Event management and public relations for an ordinary person appears to be a profession filled with glitz and glamour. One sees the bright lights and well-dressed people, smiling for endless camera clicks. Yet, the ordinary eye only wanders as far as the stage and the performance put up, the production team sitting silently backstage is often missed.
"The work hours are far from flexible," says Fariha Rashed of Pitch Media, challenging the general notion about this field. "Even when I’m on a vacation or a break I have to be constantly connected to the workplace through my phone. You constantly have to be available for crisis management.
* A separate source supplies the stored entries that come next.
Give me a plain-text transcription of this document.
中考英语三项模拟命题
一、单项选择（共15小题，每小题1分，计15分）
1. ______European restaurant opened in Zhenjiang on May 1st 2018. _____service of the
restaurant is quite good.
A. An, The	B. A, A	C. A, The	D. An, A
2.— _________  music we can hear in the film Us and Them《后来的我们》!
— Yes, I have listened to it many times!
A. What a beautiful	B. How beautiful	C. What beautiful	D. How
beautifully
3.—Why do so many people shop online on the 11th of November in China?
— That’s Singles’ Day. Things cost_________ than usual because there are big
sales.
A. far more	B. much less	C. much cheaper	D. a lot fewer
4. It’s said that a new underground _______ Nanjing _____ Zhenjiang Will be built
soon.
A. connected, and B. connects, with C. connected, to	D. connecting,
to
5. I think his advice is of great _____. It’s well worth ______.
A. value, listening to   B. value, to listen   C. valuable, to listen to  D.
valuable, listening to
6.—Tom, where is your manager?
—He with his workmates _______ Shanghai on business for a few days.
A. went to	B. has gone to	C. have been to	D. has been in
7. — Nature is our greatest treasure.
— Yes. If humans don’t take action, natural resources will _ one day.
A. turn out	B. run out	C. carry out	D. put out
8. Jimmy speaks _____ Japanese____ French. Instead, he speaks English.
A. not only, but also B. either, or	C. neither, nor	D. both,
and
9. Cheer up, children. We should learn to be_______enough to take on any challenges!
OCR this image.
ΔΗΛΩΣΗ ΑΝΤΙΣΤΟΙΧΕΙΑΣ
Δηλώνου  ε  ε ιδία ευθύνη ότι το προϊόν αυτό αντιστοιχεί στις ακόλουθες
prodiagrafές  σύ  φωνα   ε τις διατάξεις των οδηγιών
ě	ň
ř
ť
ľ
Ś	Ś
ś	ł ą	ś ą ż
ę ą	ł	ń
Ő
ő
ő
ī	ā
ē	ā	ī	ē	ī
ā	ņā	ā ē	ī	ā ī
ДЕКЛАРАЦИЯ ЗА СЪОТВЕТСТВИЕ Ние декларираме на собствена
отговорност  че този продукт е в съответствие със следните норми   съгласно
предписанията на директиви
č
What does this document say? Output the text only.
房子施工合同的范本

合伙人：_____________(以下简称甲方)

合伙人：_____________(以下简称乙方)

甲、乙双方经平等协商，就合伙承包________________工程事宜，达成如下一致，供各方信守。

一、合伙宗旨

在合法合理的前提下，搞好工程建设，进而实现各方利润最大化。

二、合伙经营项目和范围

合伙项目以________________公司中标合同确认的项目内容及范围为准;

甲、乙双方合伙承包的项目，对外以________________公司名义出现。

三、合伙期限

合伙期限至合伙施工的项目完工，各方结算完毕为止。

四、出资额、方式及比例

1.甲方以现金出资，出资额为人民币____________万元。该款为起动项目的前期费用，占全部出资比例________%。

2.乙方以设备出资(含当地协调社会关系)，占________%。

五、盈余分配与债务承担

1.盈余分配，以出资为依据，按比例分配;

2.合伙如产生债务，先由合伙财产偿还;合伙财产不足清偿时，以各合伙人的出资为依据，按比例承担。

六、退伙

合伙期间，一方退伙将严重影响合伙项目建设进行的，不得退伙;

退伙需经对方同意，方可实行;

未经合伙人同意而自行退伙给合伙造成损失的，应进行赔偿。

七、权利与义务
Most of the events and activities take place in the evening so the work hours are naturally longer."
"It’s not as if one can roll into office when one feels like it or choose not to answer the phone if you don’t feel like it," says Selina Rashid Khan of Lotus PR and Client Management.
Event management and public relations is a field that constantly demands the attention of those venturing into it. It demands long hours, sleepless nights, and being constantly on the go to put up a show. Women are usually discouraged from joining such professions because their first priority is thought to be their home and family. Yet, it is through all this that women have emerged successful and victorious in this profession. Not only have women emerged successful, they are amongst the pioneers in these fields.
For Selina Rashid Khan of Lotus PR and Client Management, it took six solid years of working day and night to build a team before she could start a family. "I’m fortunate to have a solid team and business in which I put in a good six years of work night and day before I started a family and also an office where I can bring my son along, which helps," she says.
For women who were amongst the first to step into event management and public relations, gender was the last thing on their mind. For them, the challenge was in helping people realise the value and importance of the work they were doing.
The biggest challenge before Khan was to establish the notion of public relations, independent of event management and advertising. "When Lotus was introduced in 2007, there were no PR firms to my knowledge offering PR and Image Building services only, everything was always linked to an event or to one’s marketing budgets. To break away from that practice and explain what PR is, and then to establish a place for it in Pakistan was a huge challenge," says Khan.
Rashed says her stepping into this industry was natural. "Being a diplomat’s daughter," she says, "it was always easy for me to engage with people and cultures. While studying fashion design at Pakistan institute of Fashion and Design (PIFD), I was always more attracted to the marketing and business aspects of fashion so I went on to pursue a degree of Mass Communication at Kinnaird College, which allowed me to become more focused on what I actually wanted to do."
For Mehreen Rana, head of Origami, the venture into event management started when she walked into J & S Event Management for a reference letter and ended up getting a job there since they had an opening. She realised that what she wanted to do was give the youth a platform to express themselves and their talents. Now, as head of client relations at J & S and pioneer of Origami, she feels "there is no distinction in this field [event management and PR] on the basis of gender".
Throughout their careers, being a woman has not hindered or stopped them -- "If anything, people are more responsive to me being a woman," says Rana.
This notion is seconded by Rashed who says "a woman is taken more seriously. You have to command respect and there is no problem."
The fact that these women have come up as successful entrepreneurs is commendable, but the appreciation of their success cannot be based on the fact that they are women who have become successful. What they need to be celebrated for is becoming pioneers in a field largely undeveloped.